Google on Friday announced it has a multi-year deal to provide its cloud services to SoFi Stadium and the Hollywood Park campus.
Google hopes these sorts of sports deals will help it gain traction against Amazon and Microsoft. In March, Google agreed to a partnership with Major League Baseball to operate its stat-tracking system, Statcast, and provide digital infrastructure for everything from team websites to online ticket sales. But, it still lags far behind Amazon and Microsoft, with about a 4% share of the market according to Gartner.
Google’s cloud services will help power all of the data passing through the state-of-the-art SoFi stadium and will provide a new personal concierge app that offers real-time metrics on gameday. Some of those metrics will appear on the new 360-foot 4K Oculus scoreboard, the largest scoreboard in professional sports.
“The big impact that people are going to see when they go to SoFi Stadium is the Oculus,” Anil Jain, Google Cloud’s managing director, media and entertainment, told CNBC in an interview on Thursday. Jain said Google hopes to provide augmented reality experiences, too.

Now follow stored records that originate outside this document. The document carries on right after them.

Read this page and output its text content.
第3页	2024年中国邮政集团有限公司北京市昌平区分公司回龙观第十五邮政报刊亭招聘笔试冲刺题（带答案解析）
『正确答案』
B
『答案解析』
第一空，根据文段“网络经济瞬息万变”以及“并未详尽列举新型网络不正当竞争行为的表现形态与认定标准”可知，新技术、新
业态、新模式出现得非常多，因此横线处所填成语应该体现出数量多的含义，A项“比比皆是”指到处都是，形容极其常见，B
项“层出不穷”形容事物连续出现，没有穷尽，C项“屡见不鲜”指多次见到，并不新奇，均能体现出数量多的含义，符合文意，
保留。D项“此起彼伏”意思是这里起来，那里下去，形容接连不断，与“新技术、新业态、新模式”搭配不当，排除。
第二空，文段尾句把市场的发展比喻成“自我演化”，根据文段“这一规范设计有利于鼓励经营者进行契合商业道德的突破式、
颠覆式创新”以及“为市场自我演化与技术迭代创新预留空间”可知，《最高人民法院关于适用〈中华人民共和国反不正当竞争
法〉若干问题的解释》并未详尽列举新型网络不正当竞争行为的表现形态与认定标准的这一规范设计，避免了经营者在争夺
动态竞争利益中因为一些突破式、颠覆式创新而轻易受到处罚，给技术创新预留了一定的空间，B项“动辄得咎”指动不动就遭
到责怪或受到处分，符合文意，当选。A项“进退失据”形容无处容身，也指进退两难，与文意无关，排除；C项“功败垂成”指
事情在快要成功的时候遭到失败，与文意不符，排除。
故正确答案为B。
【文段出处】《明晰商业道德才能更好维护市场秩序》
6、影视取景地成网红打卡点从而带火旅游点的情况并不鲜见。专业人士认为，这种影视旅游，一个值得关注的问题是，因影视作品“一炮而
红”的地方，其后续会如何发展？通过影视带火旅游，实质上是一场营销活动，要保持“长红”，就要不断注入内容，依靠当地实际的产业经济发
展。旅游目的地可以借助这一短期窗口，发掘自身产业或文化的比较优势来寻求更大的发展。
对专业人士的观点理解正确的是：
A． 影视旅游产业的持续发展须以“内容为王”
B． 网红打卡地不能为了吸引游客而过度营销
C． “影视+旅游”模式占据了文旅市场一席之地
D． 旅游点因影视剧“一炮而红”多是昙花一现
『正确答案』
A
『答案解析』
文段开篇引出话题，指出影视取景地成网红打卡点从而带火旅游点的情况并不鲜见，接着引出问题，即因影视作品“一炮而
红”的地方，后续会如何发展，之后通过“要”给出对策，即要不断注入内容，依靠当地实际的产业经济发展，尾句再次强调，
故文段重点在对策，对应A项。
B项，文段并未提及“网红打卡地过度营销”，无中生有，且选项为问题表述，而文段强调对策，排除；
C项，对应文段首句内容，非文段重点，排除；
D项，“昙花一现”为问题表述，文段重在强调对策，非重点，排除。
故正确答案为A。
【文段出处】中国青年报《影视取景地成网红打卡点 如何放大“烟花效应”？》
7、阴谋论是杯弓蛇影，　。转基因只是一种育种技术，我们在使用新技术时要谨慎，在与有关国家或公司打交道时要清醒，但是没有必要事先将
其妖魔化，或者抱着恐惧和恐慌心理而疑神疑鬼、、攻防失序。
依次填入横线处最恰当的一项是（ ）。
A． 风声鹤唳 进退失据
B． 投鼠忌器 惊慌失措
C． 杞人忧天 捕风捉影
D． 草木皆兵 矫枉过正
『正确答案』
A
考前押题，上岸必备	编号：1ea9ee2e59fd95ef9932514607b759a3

Augmented reality allows devices, such as phones and tablets, to overlay digital content on top of the real world that a user can see while looking at the screen. Covid-19 has accelerated Google’s efforts to provide these experiences Jain said.
Jain hopes Google can provide exclusive video replays to fans and other supplementary experiences. “These are all things that come together in that future reinvention or re-imagination of the fan experience,” he said.
The $5 billion complex, developed by Rams owner Stan Kroenke, is set to open Sunday when the team hosts the Dallas Cowboys.
“We couldn’t have picked a better partner to manage our technology needs,” Skarpi Hedinsson, chief technology officer, SoFi Stadium and Hollywood Park, said in a statement. “Incorporating Google’s solutions into critical areas of our business ensures we can usher in a new era of innovation in sports and entertainment, raising the bar on what the ultimate fan experience looks like globally.”
Google Cloud headquarters sits in Sunnyvale, California.
The partnership will extend beyond NFL games played in the stadium. The complex will host massive sporting events starting with the 2022 Super Bowl, the college football national championship in 2023, and the Summer Olympics in 2028.
“Our goal is to continue to be an innovator in the space and partner with broadcasters, sports leagues and the broader ecosystem to help drive innovation but put it to the strengths that we’re investing in – cloud computing, data analytics, artificial intelligence, machine learning and more,” Jain said.